The corresponding eigenvalue problem is $H\psi = \lambda\psi$ for functions $\psi\in L^2[0,L]$, i.e.
$$-\frac{\operatorname d^2}{\operatorname dx^2}\psi = \lambda\psi.$$
The solutions are
$$\psi_n(x) = \sin\Big(\frac{\pi n}{L}x\Big),\quad\lambda_n = \frac{\pi^2n^2}{L^2}$$
so the point spectrum of $H$ is
$$\sigma_p(H) = \{\pi^2n^2/L^2 : n\in\Bbb N\}$$
Question Why is the point spectrum the whole spectrum in this case?

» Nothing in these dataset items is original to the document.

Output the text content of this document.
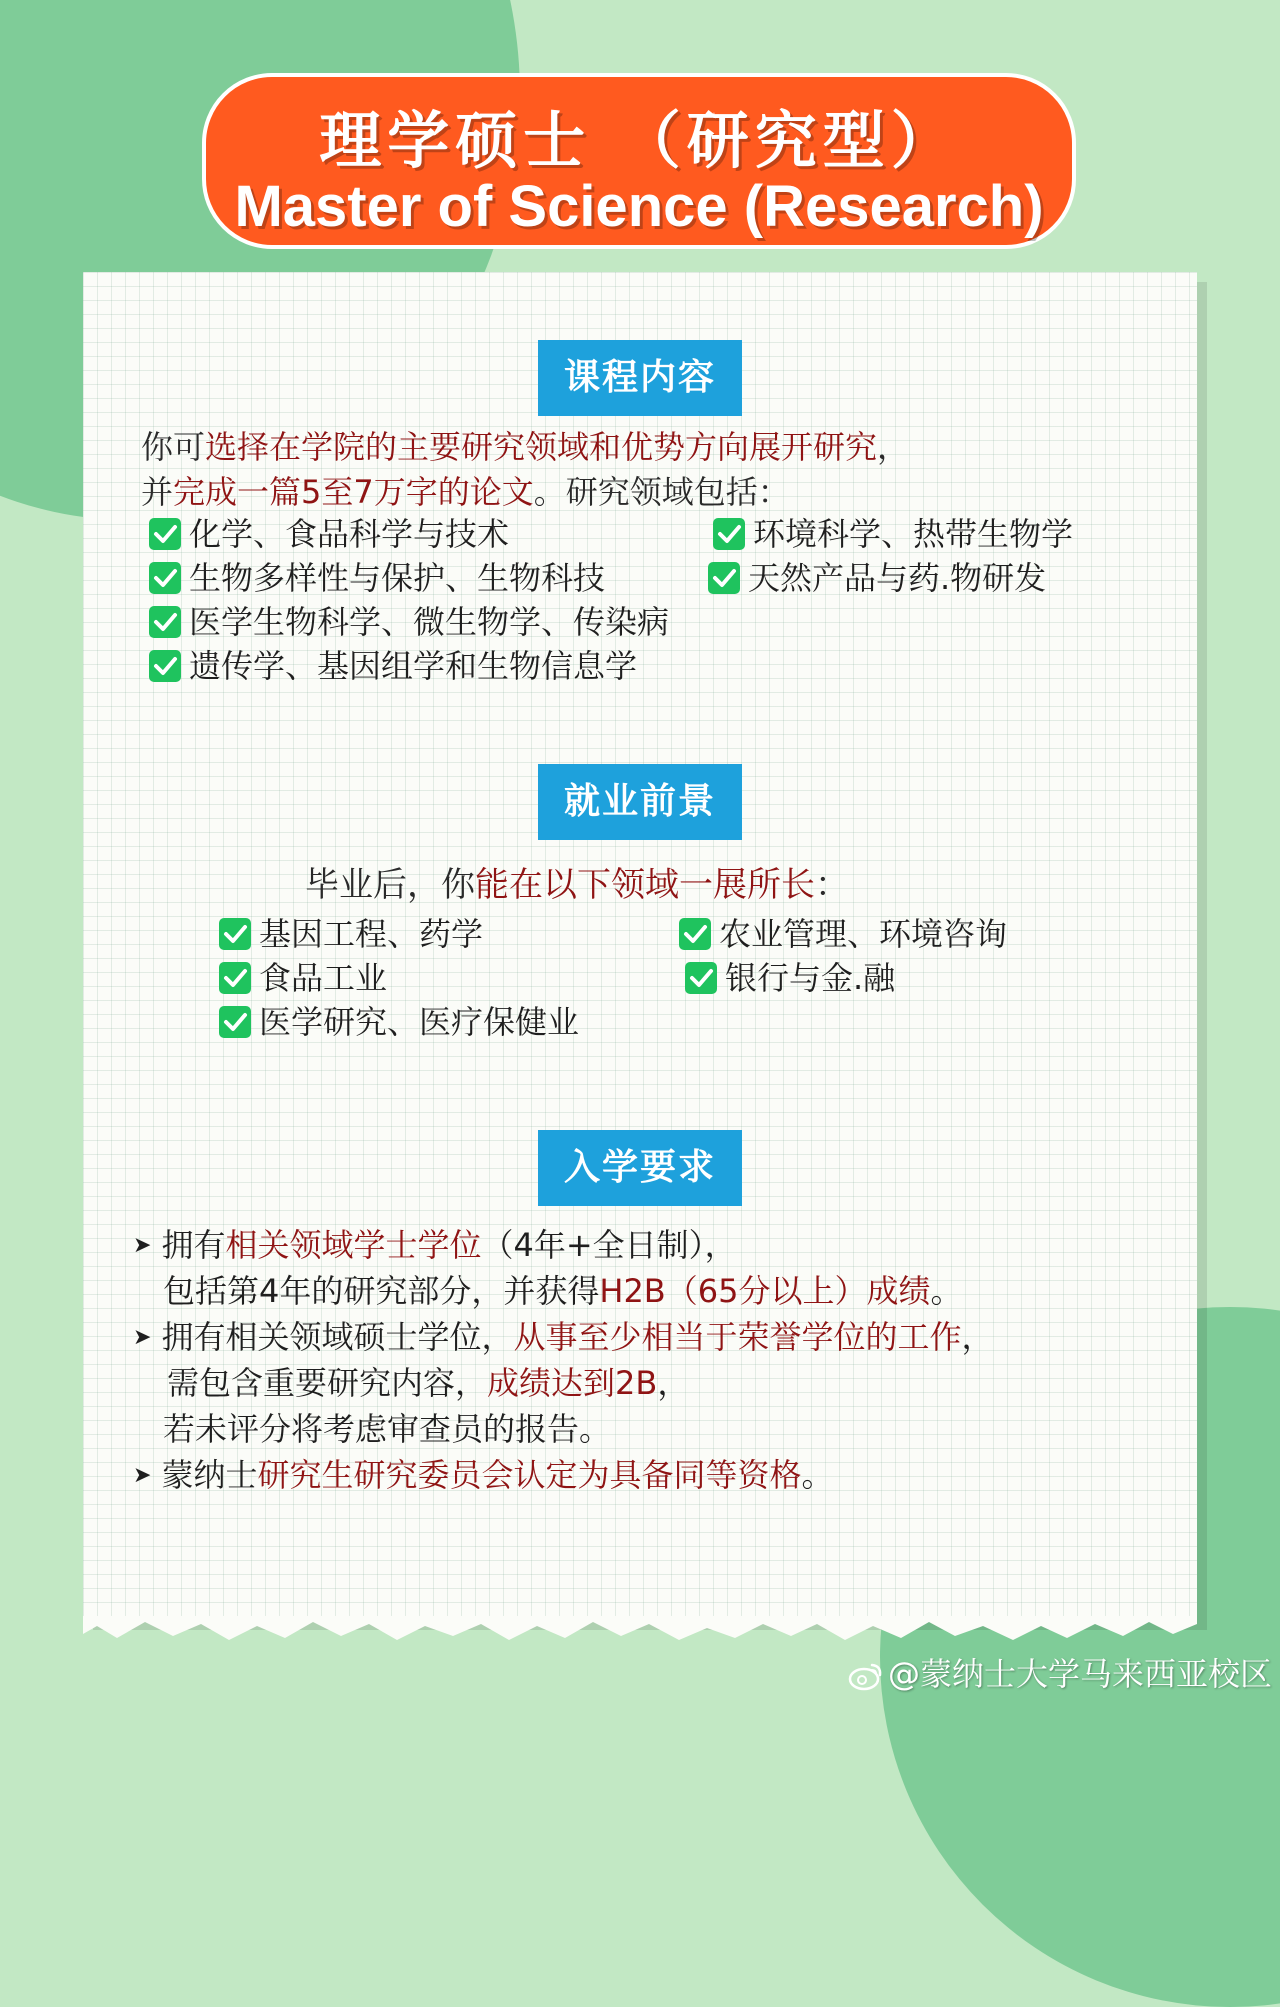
理学硕士 （研究型）
Master of Science (Research)
课程内容
你可选择在学院的主要研究领域和优势方向展开研究，
并完成一篇5至7万字的论文。研究领域包括：
化学、食品科学与技术
生物多样性与保护、生物科技
医学生物科学、微生物学、传染病
遗传学、基因组学和生物信息学
环境科学、热带生物学
天然产品与药.物研发
就业前景
毕业后，你能在以下领域一展所长：
基因工程、药学
食品工业
医学研究、医疗保健业
农业管理、环境咨询
银行与金.融
入学要求
➤ 拥有相关领域学士学位（4年+全日制），
包括第4年的研究部分，并获得H2B（65分以上）成绩。
➤ 拥有相关领域硕士学位，从事至少相当于荣誉学位的工作，
需包含重要研究内容，成绩达到2B，
若未评分将考虑审查员的报告。
➤ 蒙纳士研究生研究委员会认定为具备同等资格。
@蒙纳士大学马来西亚校区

Notice that the eigenvectors $\{\psi_n\}_{n\in\Bbb N}$ form an orthogonal basis of $L^2[0,L]$. Hence, we can write any $f\in L^2[0,L]$ as a series
$$f = \sum_{n=1}^\infty \alpha_n\psi_n$$.
For any $\lambda \notin \sigma_p(H)$ we have
$$(H-\lambda\Bbb 1)f = \sum_{n=1}^\infty \alpha_n(\lambda_n-\lambda)\psi_n$$
So, as $\lambda \not=\lambda_n$,
$$(H-\lambda\Bbb 1)^{-1}f = \sum_{n=1}^\infty \alpha_n\frac{1}{(\lambda_n-\lambda)}\psi_n$$
As $1/(\lambda_n-\lambda) = L^2/(\pi^2n^2-L^2\lambda) \to 0$, the inverse operator is bounded. Hence, $\lambda$ cannot be in the continuous spectrum.
Since $H$ is self-adjoint, the residual spectrum is empty, so the point spectrum is the whole spectrum.